„I Capuleti e i Montecchi“ in München bejubelt
München (dpa) - Zuerst schien es eine Katastrophe für die Bayerische Staatsoper zu werden: Einen Tag vor der Premiere von Vincenzo Bellinis selten gespielter Oper „I Capuleti e i Montecchi“ sagte die weltbekannte bulgarische Mezzosopranistin Vesselina Kasarova wegen einer Lungenentzündung ab.
Statt einen anderen Star zu suchen, gab Intendant Nikolaus Bachler dem Nachwuchs eine Chance - mit Erfolg. Die erst 24 Jahre alte Irin Tara Erraught wurde am Sonntagabend für ihre Leistung als „Romeo“ vom Publikum gefeiert.
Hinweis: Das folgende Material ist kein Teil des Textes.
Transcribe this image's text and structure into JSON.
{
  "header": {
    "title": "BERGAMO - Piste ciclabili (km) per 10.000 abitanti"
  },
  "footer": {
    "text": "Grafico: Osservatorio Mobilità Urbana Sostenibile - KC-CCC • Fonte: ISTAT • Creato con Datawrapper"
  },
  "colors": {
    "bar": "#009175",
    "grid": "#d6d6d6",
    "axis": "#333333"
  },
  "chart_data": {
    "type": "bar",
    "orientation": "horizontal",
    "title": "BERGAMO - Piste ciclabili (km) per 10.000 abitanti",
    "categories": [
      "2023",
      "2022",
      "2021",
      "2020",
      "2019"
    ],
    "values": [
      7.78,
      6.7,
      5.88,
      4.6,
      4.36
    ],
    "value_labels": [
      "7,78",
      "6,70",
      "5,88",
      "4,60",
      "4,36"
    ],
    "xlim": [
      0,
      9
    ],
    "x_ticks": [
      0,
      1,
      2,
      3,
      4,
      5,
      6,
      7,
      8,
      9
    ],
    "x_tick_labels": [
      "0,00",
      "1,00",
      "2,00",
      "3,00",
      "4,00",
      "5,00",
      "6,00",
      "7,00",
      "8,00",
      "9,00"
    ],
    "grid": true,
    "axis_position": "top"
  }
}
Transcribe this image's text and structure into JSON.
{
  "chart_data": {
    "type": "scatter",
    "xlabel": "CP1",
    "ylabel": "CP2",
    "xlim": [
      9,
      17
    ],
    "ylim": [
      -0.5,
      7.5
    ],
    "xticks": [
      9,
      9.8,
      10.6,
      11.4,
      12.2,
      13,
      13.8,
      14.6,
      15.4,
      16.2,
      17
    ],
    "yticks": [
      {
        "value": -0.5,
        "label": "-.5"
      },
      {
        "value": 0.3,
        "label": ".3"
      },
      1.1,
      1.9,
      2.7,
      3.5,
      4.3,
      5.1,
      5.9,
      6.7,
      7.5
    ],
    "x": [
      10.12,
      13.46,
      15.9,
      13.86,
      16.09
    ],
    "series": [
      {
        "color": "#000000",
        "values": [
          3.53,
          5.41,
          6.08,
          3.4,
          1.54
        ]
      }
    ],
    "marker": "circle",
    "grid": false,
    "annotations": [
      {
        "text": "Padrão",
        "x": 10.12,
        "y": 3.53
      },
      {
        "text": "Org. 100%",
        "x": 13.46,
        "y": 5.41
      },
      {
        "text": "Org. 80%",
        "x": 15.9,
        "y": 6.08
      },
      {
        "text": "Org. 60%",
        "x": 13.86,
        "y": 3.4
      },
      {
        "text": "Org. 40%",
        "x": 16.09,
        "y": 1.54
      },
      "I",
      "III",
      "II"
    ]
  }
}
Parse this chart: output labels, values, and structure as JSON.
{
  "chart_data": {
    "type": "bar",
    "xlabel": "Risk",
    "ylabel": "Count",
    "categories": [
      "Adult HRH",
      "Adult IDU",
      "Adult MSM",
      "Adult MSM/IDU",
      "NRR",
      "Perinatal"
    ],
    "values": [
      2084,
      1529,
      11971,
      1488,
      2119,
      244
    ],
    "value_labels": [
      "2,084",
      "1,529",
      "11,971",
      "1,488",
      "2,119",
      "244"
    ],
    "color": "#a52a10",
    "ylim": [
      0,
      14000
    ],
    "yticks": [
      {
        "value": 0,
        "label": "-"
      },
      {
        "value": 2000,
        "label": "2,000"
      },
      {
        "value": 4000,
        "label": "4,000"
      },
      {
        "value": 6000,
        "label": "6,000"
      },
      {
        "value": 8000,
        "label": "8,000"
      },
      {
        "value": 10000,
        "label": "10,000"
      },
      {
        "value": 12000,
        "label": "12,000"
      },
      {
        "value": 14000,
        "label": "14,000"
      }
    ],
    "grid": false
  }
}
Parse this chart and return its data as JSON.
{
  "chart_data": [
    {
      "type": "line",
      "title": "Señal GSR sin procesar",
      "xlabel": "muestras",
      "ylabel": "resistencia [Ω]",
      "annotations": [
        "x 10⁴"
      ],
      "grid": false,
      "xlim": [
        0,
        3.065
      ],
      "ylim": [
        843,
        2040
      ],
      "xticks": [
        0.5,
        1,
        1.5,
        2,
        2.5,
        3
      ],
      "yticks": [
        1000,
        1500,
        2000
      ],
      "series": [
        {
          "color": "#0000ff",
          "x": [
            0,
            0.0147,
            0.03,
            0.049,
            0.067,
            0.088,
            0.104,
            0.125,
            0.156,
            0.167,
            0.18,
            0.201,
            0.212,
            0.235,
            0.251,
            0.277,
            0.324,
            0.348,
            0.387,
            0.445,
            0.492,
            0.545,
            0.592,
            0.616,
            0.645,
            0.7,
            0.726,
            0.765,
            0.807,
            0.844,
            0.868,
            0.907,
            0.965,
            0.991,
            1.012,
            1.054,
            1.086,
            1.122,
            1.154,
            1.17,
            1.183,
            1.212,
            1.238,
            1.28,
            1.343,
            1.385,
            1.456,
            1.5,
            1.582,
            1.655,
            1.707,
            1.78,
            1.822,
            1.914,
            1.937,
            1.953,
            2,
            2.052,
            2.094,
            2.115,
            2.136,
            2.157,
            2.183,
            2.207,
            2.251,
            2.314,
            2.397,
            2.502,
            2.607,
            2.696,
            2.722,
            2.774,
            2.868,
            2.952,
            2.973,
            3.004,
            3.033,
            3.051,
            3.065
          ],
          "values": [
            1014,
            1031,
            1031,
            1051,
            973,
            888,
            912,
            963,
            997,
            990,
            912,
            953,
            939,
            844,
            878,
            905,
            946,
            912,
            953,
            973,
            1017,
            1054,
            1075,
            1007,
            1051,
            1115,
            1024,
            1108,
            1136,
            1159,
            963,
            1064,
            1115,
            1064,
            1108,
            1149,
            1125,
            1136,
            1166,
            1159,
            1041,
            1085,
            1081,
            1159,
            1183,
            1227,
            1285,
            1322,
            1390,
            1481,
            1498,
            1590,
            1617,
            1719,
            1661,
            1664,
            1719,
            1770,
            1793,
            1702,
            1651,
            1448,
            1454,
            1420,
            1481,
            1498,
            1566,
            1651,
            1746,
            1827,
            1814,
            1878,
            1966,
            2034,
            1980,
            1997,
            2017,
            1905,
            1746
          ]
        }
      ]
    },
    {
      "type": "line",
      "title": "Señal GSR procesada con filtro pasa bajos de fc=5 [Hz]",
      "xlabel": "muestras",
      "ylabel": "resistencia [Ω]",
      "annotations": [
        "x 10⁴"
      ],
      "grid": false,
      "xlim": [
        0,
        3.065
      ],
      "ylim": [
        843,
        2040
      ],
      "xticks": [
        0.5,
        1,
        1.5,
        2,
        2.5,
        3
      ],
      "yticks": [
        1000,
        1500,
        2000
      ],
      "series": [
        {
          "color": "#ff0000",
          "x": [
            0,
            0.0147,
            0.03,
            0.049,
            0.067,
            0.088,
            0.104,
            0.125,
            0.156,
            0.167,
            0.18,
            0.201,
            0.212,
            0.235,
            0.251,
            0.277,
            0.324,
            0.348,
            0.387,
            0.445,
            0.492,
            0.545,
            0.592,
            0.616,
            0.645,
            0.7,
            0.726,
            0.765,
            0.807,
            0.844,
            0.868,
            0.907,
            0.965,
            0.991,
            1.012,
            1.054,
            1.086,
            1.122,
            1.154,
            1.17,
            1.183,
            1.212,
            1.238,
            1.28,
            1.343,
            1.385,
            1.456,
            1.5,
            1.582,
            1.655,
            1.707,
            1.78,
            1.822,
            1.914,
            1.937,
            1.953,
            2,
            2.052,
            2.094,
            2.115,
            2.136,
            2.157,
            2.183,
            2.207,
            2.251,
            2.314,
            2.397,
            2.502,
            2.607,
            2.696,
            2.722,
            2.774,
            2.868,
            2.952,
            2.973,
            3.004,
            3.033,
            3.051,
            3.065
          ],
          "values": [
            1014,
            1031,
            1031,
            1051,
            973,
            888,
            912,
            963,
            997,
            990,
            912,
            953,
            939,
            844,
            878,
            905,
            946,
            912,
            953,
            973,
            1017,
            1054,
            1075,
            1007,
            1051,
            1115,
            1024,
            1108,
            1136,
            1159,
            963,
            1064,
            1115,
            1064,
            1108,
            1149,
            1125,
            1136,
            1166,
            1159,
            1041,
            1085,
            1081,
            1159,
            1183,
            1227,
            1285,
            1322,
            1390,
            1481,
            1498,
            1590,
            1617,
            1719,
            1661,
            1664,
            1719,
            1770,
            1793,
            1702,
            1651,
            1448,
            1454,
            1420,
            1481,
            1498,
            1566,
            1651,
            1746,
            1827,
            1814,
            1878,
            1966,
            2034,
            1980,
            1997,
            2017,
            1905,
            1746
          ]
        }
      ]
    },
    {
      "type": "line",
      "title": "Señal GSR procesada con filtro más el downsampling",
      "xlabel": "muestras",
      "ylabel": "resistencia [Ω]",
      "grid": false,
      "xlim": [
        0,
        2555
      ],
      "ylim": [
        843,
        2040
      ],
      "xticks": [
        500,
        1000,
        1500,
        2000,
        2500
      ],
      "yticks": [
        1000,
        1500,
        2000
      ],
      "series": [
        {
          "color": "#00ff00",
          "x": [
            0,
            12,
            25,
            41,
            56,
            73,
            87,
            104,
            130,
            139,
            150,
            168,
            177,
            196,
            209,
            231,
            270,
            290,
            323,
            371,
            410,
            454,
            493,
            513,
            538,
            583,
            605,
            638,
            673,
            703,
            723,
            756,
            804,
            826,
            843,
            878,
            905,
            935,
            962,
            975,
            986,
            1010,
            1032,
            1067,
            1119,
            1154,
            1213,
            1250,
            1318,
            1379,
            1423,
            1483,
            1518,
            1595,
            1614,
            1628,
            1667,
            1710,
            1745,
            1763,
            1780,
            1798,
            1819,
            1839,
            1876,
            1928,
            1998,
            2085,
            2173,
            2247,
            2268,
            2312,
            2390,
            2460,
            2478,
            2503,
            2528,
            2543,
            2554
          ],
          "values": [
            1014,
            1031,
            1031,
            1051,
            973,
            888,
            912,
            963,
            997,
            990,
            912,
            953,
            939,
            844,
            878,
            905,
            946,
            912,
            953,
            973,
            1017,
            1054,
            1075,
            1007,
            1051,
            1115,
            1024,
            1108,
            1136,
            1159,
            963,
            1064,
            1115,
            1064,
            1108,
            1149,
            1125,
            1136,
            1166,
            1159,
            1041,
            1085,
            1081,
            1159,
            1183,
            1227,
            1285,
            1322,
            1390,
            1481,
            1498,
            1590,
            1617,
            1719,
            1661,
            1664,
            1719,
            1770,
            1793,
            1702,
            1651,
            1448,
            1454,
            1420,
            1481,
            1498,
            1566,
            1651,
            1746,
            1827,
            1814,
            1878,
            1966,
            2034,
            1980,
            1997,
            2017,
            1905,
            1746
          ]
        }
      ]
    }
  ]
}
Es war ein Premierenabend, der von musikalischer und szenischer Zurückhaltung geprägt war. Die Begeisterung des Münchner Publikums galt besonders einer sehr erleichterten Tara Erraught, die die Partie in nur fünf Tagen gelernt hatte, und ihrer Partnerin Eri Nakamura (Giulietta). Der franko-kanadische Dirigent Yves Abel sowie das Regieteam um die Franzosen Vincent Boussard und Modeschöpfer Christian Lacroix wurden ebenfalls mit viel Applaus bedacht.
Da störte es auch nicht, dass Erraught und Nakamura im zweiten Teil der Oper eher Hänsel und Gretel ähnelten als Romeo und Julia. Dies lag zum einen an der Regie, die weit davon entfernt war, Romeo und Julia als den Inbegriff eines Liebespaares zu zeigen. Zum anderen war das der zurückhaltenden und etwas kindlichen Ausstrahlung sowie den noch jungen zarten Stimmen der beiden Sängerinnen geschuldet.
Das karge Bühnenbild bestand nur aus ein paar aufgehängten Sätteln, einer Treppe, sowie einigen Umrissen von Pferden und Schlachtengemälden im Hintergrund. Bewundern durfte man zu Beginn des zweiten Teils ein Defilee von Statistinnen in prächtigen Kleidern des Modeschöpfers Christian Lacroix, das zwar dramaturgisch keinen Sinn ergab, aber zumindest recht beeindruckend aussah.
Vincent Boussards Inszenierung wollte weder schockieren noch provozieren. Der Chor - in Kostümen des 19. Jahrhunderts mit Frack mit Zylinder - durfte brav nach vorne singen und wurde durch keinerlei Regieanweisungen abgelenkt. Auch zwischen den Solisten fand wenig direkte Interaktion statt, eine Personenregie suchte man vergebens.
Yves Abel, der erstmals an der Bayerischen Staatsoper dirigierte, war den Sängern ein sehr umsichtiger Begleiter, der viel Wert auf musikalische Details legte und das Orchester, zu dessen favorisierten Komponisten Bellini nicht gehört, sehr zurücknahm. Das Filigrane und Intime seines Dirigates passte gut zum pastellfarbenen Bühnenbild sowie den fast zerbrechlich wirkenden Hauptdarstellerinnen. So waren alle Komponenten der Aufführung zwar sehr stimmig, der Abend wirkte aber zeitweise ein wenig gebremst.
Das Publikum - erleichtert ob eines ästhetischen, wenn auch regielosen Abends - bejubelte Tara Erraught und dankte den restlichen Mitwirkenden mit viel Applaus. „I Capuleti e i Montecchi“, frei nach William Shakespeares „Romeo und Julia“, war seit 1834 erstmals wieder an der Bayerischen Staatsoper zu hören.